A calculus of the absurd

4.11.2 Some further examples
  • Example 4.11.3 The equation \(x^3 + bx^3 + cx^2 + dx + e\) has roots \(p\), \(2p\), \(3p\) and \(4p\). Show that \(125e = \frac {3}{10} b^4\).

As always, the first thing to do is to try to orient oneself. What is the question asking for? A relationship between \(e\) and \(b\) is one way to think about this. A logical next question is whether we can find a simple way to relate \(e\) and \(b\) directly to one another (I can’t). Perhaps another question which is not unreasonable to ask after this is whether it is possible to express \(e\) in terms of \(b\) by first expressing \(e\) in terms of some third quantity, and then expressing this quantity in terms of \(b\). Considering the question gives us the answer; we can express \(e\) in terms of \(p\), and \(b\) in terms of \(p\) (which also means we can express \(p\) in terms of \(b\)).

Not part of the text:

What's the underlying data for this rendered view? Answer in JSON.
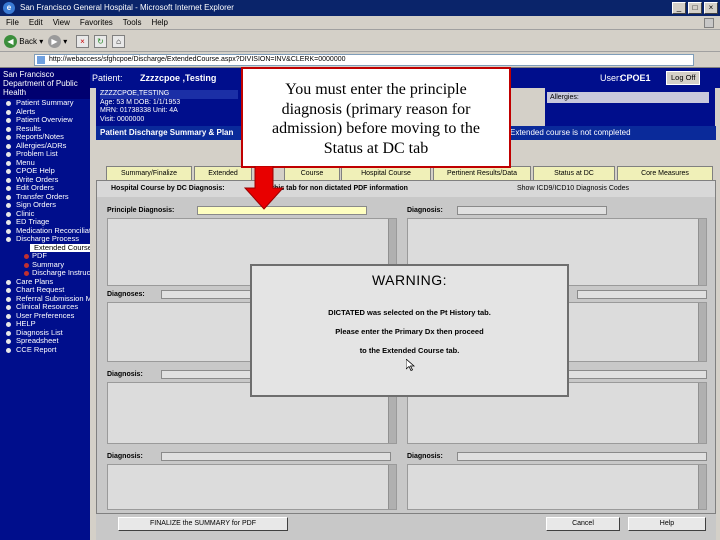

Using Vieta’s formulae we can express \(p\) in terms of \(e\),

\begin{equation} (p)(2p)(3p)(4p) = 24 p^4 = e \label {P and E} \end{equation}

We can also express \(p\) in terms of \(b\),

\begin{equation} p + 2p + 3p + 4p = 10p = -b \end{equation}

Therefore, \(p = -\frac {b}{10}\). We can then just substitute this into Equation 4.145,

\begin{align} e &= 24 p^4 \\ &= 24 \left (-\frac {b}{10}\right )^4 \\ &= \frac {24}{10,000} b^4 \\ &= \frac {3}{1250} b^4 \end{align}

Therefore, after multiplying by \(125\), the end result is that

\begin{equation} 125 e = \frac {3}{10} b^4 \end{equation}